There are four ways to buy and sell shares through Hatch: 

In this article, we break down the differences between two order types: Market and limit:

Market orders

When you place a market order, it's sent to the share market immediately and completed at the current market price.

Pros

  • It's fast. You are virtually guaranteed your order will be filled as soon as possible (if the markets are open, it's usually immediate, if they are closed, usually it's as soon as they next open).
  • When you buy shares, you simply enter how much you want to invest and you will generally get the exact number of shares for that money (e.g. For $500, you'll get 3.4787 shares). When you sell shares, you just enter how many you want to sell. You don't need to calculate anything.
  • You can buy and sell full and fractional shares.

Cons

  • You don't have a say in the price. Market prices can fluctuate from second to second (even when the markets are closed), so while we show an estimate in Hatch, the current price will most likely be a bit different from the price you get.

Limit orders

Limit orders give you control over the price you buy and sell shares for and are usually used to buy or sell shares at a better price than they're currently trading at.

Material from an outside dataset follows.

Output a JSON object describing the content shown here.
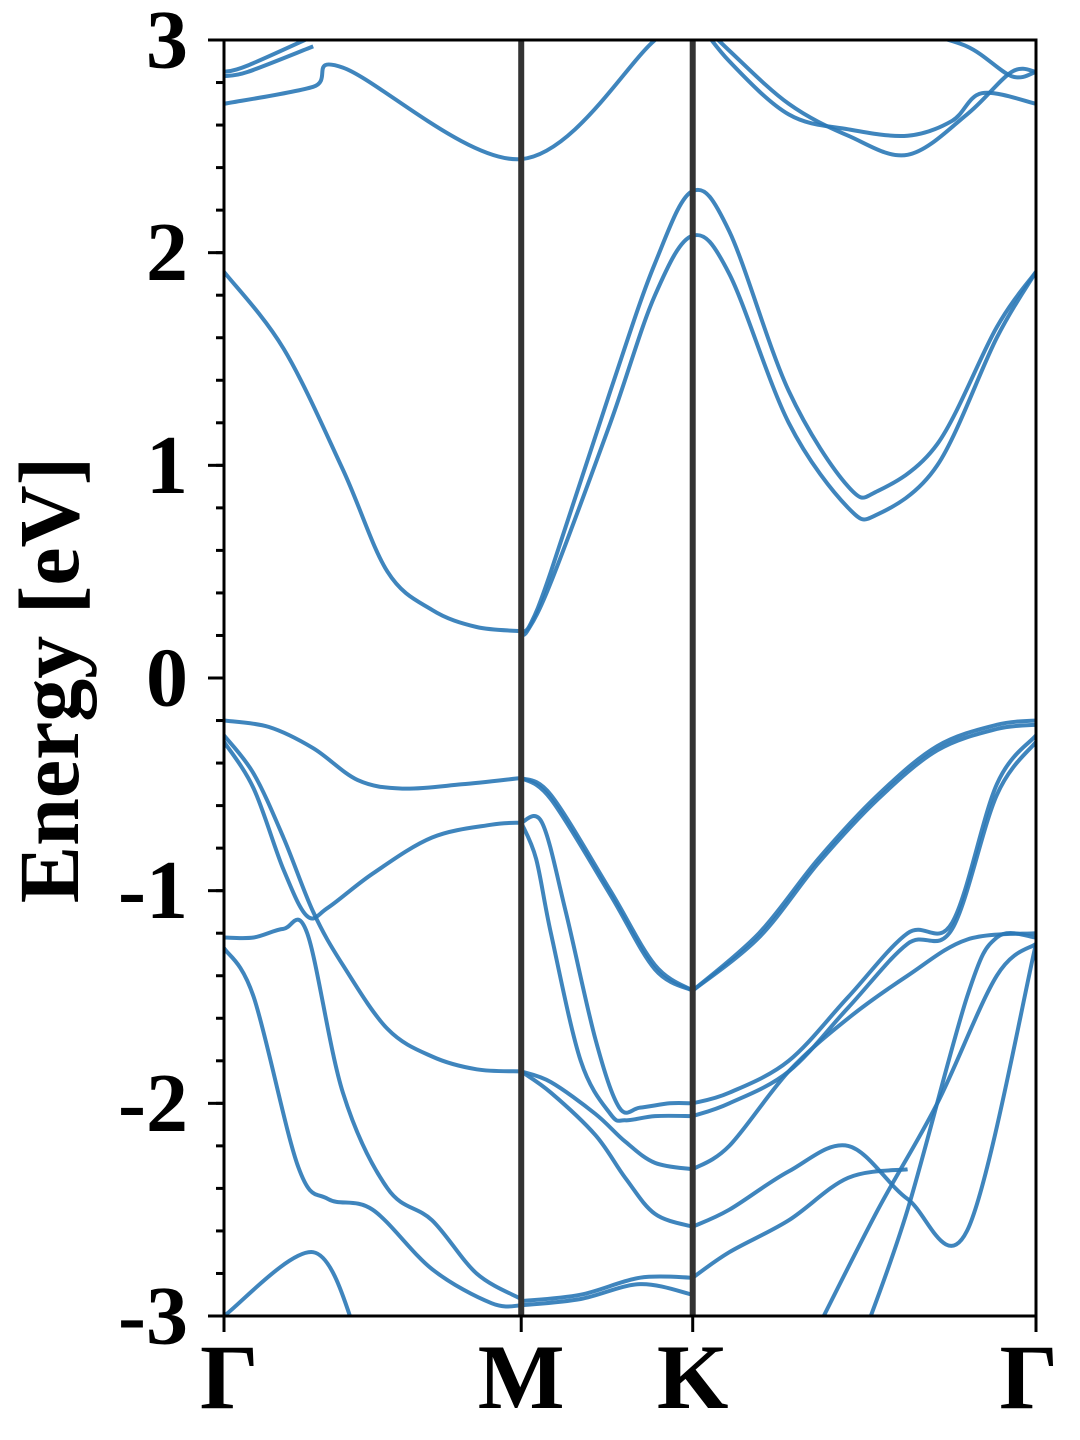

You enter the exact number of shares you want and the price you want to pay (or receive) for them (e.g. 5 shares at $50 each). If you're buying and the market price matches yours, or goes lower, your order will be completed. If you're selling and the market price matches yours, or goes higher, your order will be completed.

Pros

  • You control the buy/sell price and are not impacted by market price fluctuations. You only buy or sell the shares at the price you specify or better.
  • You can pick when your order expires (up to 90 days in the future)

Cons

  • You can only buy and sell full shares (you can't place limit orders for fractional shares).
  • The full amount of your order is immediately deducted from your available balance until it's filled, you cancel it, or when it expires
  • Your order may not be filled if the market price doesn't reach your desired price.

Note: A limit order is not a stop-loss or stop-buy order. If you set a limit order to sell at below the current market  price, or to buy above the current market price, the order will be automatically filled as soon as possible (see examples).